We first sized the mobile gender gap in 2010, highlighting the scale of the issue and the critical importance of addressing it. We followed up with subsequent updates to this study which not only looked at the size of the mobile ownership and mobile internet gender gap and progress made, but also the barriers to ownership and use, as well as the size of the commercial and economic opportunity for closing it. This data is critically important if we are going to address the mobile gender gap and ensure women are not being left behind in an increasingly connected world. Without understanding the issue and opportunity, it is not possible to address it.
But understanding the challenge and benefits of addressing the mobile gender gap is not enough. There needs to be targeted action from all stakeholders. The mobile gender gap is driven by social, economic and cultural factors, which result in women experiencing barriers to mobile ownership and use more acutely than men. To close the mobile gender gap, action is required to address these issues and focus on the accessibility, affordability, usability, safety and relevance of mobile handsets and services, and the awareness, skills and confidence of women to use them.
Connected Women has been working with mobile operators to address this challenge over the last decade. An example is through our Connected Women Commitment Initiative which was launched in 2016. As part of this, 38 mobile operators made 53 formal commitments to reduce the gender gap in their mobile internet and/or mobile money customer base by 2020, driving an effort to accelerate digital and financial inclusion for women across Africa, Asia and Latin America. Together they have reached over 35 million new women so far with these services.
It is critical that all stakeholders take action, and Connected Women has also been working with other stakeholders to drive increased awareness and prioritisation.

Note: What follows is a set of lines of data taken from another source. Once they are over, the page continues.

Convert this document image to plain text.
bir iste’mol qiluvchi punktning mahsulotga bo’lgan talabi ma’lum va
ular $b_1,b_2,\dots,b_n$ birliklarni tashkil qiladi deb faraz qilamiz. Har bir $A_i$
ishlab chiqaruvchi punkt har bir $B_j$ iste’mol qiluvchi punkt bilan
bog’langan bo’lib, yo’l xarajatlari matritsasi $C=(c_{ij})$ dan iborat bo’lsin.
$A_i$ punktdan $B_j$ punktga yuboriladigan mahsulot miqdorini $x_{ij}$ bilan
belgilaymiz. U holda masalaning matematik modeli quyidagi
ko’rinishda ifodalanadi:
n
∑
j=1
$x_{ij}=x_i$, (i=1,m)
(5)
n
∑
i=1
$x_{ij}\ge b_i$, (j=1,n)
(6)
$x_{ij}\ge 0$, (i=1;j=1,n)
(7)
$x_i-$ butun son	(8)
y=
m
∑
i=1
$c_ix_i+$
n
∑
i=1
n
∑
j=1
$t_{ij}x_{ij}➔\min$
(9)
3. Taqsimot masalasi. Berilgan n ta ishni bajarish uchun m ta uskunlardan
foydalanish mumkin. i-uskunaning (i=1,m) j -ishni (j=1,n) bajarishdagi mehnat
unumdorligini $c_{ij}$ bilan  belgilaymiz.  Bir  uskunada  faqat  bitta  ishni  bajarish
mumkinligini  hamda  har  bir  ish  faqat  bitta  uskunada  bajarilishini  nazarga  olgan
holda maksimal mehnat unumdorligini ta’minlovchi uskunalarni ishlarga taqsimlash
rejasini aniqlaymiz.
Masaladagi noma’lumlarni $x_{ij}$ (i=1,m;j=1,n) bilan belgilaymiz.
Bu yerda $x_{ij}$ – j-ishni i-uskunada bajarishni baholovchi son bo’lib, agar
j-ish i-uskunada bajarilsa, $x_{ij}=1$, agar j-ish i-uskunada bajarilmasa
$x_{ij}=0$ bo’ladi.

For example, we work closely with EQUALS – a global partnership for gender equality in the digital age – where we lead the Access Coalition as well as with platforms such as the Broadband Commission for Sustainable Development and W20.
So how far have we come? Since 2010, mobile has played an increasingly important role, providing women with a gateway to critical information, services and opportunities, often for the first time. In low- and middle-income countries, 82% of women now own a mobile phone and 54% of them now access the internet. The scale of the reach of mobile highlights the vital role that it can and is having to empower women, their families, communities and the economy. As our latest Mobile Gender Gap Report 2020 highlights, mobile ownership makes women feel safer, better informed, and supports them in their day-to-day lives.
Despite a reduction in the mobile internet gender gap in the last two years, it remains substantial. In addition, the underlying gender gap in mobile ownership is largely unchanged, with the remaining unconnected proving difficult to reach. This underscores that we can’t be complacent. It is critical that the mobile industry, policymakers and the development community continue to take action to address the gender gap, with targeted intervention as well as cooperation between all stakeholders.
And we know that with targeted intervention we can make a difference. Our mobile operator Connected Women Commitment Partners who have taken action have successfully reached millions of women. And we can see from the data we have analysed, that the vast majority of them have successfully reduced their gender gap.
We remain committed to helping accelerate digital and financial inclusion for women. Mobile operators continue to lead efforts to realize this commercial and social opportunity and we are pleased to announce the first wave of operators to make or renew their Connected Women Commitment through to 2023 – Grameenphone Ltd. (Bangladesh), Mobitel (Pvt) Limited – Sri Lanka, MobileMoney Limited (subsidiary of MTN Ghana), Ooredoo Maldives, Orange Finances Mobiles Sénégal (OFMS), Reliance Jio Infocomm Limited (JIO) India, Robi Axiata Limited (Bangladesh), Safaricom PLC, Turkcell Turkey, Vodacom Congo (RDC) SA Democratic Republic of Congo and Vodacom Tanzania.
On Sunday we celebrated International Women’s Day. This year the theme was “An equal world is an enabled world”. I could not agree more on the importance of gender equality. You can see more about our story and what we have been doing over the last 10 years to address the mobile gender gap and accelerate digital and financial inclusion for women in our anniversary video below. But more work is required, and we call on all stakeholders to take action to accelerate digital and financial inclusion for women and share their stories.